Prefeitura de Casimiro discute ações de proteção à saúde do trabalhador rural | Rio das Ostras Jornal

Prefeitura de Casimiro discute ações de proteção à saúde do trabalhador rural

O projeto está sendo expandido para Rio das Ostras e Silva Jardim, já que estas cidades também contam com uma produção agrícola significativa.

Garantir um ambiente saudável e seguro para o trabalhador rural. Com essa proposta, a Secretaria de Saúde de Casimiro de Abreu, por meio do departamento de Vigilância em Saúde, vem dando continuidade ao projeto “Proteção à Saúde do Trabalhador Rural”. Para isso foi criado o Grupo Técnico que se reuniu na última semana para traçar estratégias de ações regionais de educação e orientação aos agricultores.

Este trabalho começou no ano passo, quando foi realizado um mapeamento de todas as comunidades agrícolas de Casimiro de Abreu, suas culturas e formas de manejo. Agora, o projeto está sendo expandido para Rio das Ostras e Silva Jardim, já que estas cidades também contam com uma produção agrícola significativa.

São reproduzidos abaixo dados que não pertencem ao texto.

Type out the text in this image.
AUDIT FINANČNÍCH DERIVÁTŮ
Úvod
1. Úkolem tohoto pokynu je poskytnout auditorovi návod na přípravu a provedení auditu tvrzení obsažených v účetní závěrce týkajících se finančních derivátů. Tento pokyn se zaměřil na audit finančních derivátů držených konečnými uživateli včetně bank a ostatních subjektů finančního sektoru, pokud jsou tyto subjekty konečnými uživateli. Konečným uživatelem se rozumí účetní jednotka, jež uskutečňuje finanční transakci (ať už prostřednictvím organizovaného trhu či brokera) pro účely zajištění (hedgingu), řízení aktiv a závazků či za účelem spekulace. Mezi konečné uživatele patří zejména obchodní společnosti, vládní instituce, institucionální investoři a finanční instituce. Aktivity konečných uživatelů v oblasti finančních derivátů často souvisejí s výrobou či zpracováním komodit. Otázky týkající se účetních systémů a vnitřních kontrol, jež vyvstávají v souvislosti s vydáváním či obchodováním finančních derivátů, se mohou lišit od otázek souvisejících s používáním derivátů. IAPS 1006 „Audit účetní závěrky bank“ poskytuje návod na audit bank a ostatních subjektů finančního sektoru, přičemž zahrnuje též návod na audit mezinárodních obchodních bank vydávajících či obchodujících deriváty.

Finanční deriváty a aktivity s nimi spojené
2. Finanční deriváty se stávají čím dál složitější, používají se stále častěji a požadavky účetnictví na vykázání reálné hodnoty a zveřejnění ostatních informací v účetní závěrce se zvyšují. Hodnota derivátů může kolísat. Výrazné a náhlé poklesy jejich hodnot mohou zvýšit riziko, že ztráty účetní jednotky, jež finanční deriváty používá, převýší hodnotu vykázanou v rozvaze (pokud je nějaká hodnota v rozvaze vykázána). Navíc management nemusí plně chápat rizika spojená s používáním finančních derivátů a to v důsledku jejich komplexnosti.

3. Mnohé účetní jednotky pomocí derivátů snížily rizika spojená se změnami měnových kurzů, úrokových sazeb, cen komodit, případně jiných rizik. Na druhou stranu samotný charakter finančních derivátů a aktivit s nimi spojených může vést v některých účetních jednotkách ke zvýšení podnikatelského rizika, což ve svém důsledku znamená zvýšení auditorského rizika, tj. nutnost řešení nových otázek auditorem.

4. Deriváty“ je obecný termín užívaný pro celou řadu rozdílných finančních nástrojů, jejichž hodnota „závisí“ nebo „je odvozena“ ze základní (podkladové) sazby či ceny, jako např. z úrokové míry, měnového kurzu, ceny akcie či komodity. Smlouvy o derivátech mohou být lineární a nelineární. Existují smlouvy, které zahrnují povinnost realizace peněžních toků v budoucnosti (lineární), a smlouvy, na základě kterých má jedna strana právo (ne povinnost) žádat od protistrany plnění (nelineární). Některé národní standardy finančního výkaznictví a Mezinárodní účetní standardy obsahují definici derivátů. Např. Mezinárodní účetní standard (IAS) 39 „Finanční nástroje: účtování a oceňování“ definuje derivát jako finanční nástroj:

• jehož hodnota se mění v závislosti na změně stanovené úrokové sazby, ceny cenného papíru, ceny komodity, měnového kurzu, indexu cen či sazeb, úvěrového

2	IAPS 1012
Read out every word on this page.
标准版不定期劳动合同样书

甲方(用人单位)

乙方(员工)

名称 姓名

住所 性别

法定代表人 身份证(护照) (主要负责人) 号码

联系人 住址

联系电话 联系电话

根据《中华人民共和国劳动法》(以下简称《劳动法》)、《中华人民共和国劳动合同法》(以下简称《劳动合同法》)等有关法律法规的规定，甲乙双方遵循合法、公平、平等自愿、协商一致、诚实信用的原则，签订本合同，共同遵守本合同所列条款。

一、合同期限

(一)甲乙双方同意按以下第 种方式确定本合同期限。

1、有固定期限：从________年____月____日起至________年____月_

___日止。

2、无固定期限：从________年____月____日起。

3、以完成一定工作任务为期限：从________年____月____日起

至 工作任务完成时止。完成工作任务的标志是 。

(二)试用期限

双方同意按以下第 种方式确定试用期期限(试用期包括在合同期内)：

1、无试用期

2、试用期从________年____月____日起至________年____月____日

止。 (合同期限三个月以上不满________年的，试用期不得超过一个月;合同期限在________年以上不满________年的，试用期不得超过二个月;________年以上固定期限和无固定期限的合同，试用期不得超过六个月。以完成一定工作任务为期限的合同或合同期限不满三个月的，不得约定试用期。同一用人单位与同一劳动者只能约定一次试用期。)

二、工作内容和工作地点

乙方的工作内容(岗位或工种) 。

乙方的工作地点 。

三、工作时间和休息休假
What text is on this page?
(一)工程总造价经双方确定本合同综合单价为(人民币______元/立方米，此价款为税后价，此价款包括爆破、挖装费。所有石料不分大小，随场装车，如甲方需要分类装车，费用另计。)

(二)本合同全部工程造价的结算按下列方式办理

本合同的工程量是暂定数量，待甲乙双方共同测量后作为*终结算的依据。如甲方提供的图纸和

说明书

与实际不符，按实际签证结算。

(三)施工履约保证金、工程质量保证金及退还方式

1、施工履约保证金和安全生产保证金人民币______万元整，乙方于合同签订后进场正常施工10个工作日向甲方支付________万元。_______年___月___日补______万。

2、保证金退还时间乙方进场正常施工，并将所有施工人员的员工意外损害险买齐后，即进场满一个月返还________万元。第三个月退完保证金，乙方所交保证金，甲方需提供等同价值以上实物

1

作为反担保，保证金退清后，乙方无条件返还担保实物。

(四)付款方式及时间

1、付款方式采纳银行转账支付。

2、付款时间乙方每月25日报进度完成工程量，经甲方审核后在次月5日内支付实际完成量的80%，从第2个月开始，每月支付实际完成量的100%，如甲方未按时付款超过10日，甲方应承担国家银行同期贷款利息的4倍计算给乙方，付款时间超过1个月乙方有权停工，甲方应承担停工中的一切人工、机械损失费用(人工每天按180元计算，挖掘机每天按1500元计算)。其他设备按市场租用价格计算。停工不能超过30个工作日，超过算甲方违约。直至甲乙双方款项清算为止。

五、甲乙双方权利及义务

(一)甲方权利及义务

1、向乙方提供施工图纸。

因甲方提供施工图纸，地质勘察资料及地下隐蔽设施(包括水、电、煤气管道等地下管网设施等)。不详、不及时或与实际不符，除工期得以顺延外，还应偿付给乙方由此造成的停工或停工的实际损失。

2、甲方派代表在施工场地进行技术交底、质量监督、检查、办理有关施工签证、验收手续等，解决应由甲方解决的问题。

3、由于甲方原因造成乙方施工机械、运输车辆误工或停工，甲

Para fortalecer ainda mais as ações, o Grupo Técnico é formado por profissionais das Secretarias Municipais de Agricultura, Meio Ambiente e Saúde, Guarda Ambiental, Núcleo de Defesa Agropecuária, representantes dos municípios de Silva Jardim e Rio das Ostras, além de técnicos e pesquisadores da Fiocruz, UFRJ-Macaé, Cooperativa Cedro, Instituto Nacional do Câncer (INCA), CREA-RJ, Sindicato Rural Patronal e da Articulação de Agroecologia do Rio de Janeiro. “O trabalhador rural está exposto a vários riscos de acidentes, como a exposição prolongada ao sol e picadas de animais e insetos. Além disso, os agricultores também precisam tomar alguns cuidados ao manusear produtos químicos para preservar o meio ambiente, sua própria saúde e também dos consumidores”, destacou o coordenador do Programa de Saúde do Trabalhador, Gilberto Aguiar.

A próxima etapa é levar mais informação e conscientizar o homem do campo sobre a importância do uso do Equipamento de Proteção Individual (EPI), orientar em relação ao melhor horário para trabalhar na lavoura, entre outros cuidados que os produtores precisam ter. A médio e longo prazo, o trabalho busca introduzir novas formas de manejo nas plantações. “Existem alternativas a agricultura tradicional e temos exemplos no município de produtores que migraram para cultivo mais sustentável, como a agroecologia, e conseguiram agregar valor a sua produção, além de terem melhorado sua qualidade de vida”, observou Gilberto.

Para isso, o projeto prevê um trabalho de extensão rural, com palestras educativas, apresentação de filmes voltados para a conscientização dos trabalhadores rurais na prática laboral visando reduzir os riscos ocupacionais, produzindo um ambiente de trabalho seguro e produtos de qualidade. “Os produtores precisam entender os riscos a que estão expostos, principalmente em relação ao uso dos agrotóxicos, que contêm substâncias nocivas às vidas que compõem os ecossistemas, inclusive o ser humano. Se usado de forma indiscriminada pode contaminar o solo, a água e provocar problemas de saúde, como queimaduras, intoxicações, cegueira, depressão, câncer, entre outras doenças que podem levar a morte”, explicou o coordenador.